Insights into the Mechanism of Fe(II) Adsorption and Oxidation at Fe–Clay Mineral Surfaces from First-Principles Calculations

Abstract

Interfacial reactivity of redox-active iron-bearing mineral surfaces plays a crucial role in many environmental processes including biogeochemical cycling of various elements and contaminants. Herein, we apply density functional theory (DFT) calculations to provide atomistic insights into the heterogeneous reaction between aqueous Fe(II) and the Fe-bearing clay mineral nontronite Fe2Si4O10(OH)2 by studying its adsorption mechanism and interfacial Fe(II)–Fe(III) electron transfer (ET) at edge and basal surfaces.
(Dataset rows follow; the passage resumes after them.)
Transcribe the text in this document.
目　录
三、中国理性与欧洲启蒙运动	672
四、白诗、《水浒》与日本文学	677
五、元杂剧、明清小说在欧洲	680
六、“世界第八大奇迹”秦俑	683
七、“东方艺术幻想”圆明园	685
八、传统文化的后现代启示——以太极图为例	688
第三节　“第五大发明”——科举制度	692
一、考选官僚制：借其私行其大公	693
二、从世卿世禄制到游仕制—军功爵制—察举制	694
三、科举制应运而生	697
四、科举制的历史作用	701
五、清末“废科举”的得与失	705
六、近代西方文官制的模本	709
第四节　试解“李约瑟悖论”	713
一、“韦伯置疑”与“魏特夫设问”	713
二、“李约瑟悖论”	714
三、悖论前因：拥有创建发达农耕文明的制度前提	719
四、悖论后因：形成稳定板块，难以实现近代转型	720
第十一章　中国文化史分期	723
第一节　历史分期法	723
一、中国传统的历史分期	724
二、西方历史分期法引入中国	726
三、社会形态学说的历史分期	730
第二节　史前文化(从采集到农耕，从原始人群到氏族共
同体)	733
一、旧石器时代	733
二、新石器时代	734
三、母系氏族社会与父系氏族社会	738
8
We find that edge-bound Fe(II) adsorption complexes at different surface sites (ferrinol, silanol, and mixed) may coexist on both (010) and (110) edge facets, with complexes at ferrinol FeO(H) sites being the most energetically favorable and coupled to proton transfer. Calculation of the ET activation energy suggests that interfacial ET into dioctahedral Fe(III) sheets is probable at the clay edges and occurs predominantly but not exclusively through the complexes adsorbed at ferrinol sites and might also involve mixed sites. No clear evidence is found for complexes on basal surface that are compatible with ET through the basal sheet despite this experimentally hypothesized ET interface. This study suggests a strong pH-dependence of Fe(II) surface complexation at basal versus edge facets and highlights the importance of the protonation state of bridging ligands and proton coupled electron transfer to facilitate ET into Fe-rich clay minerals.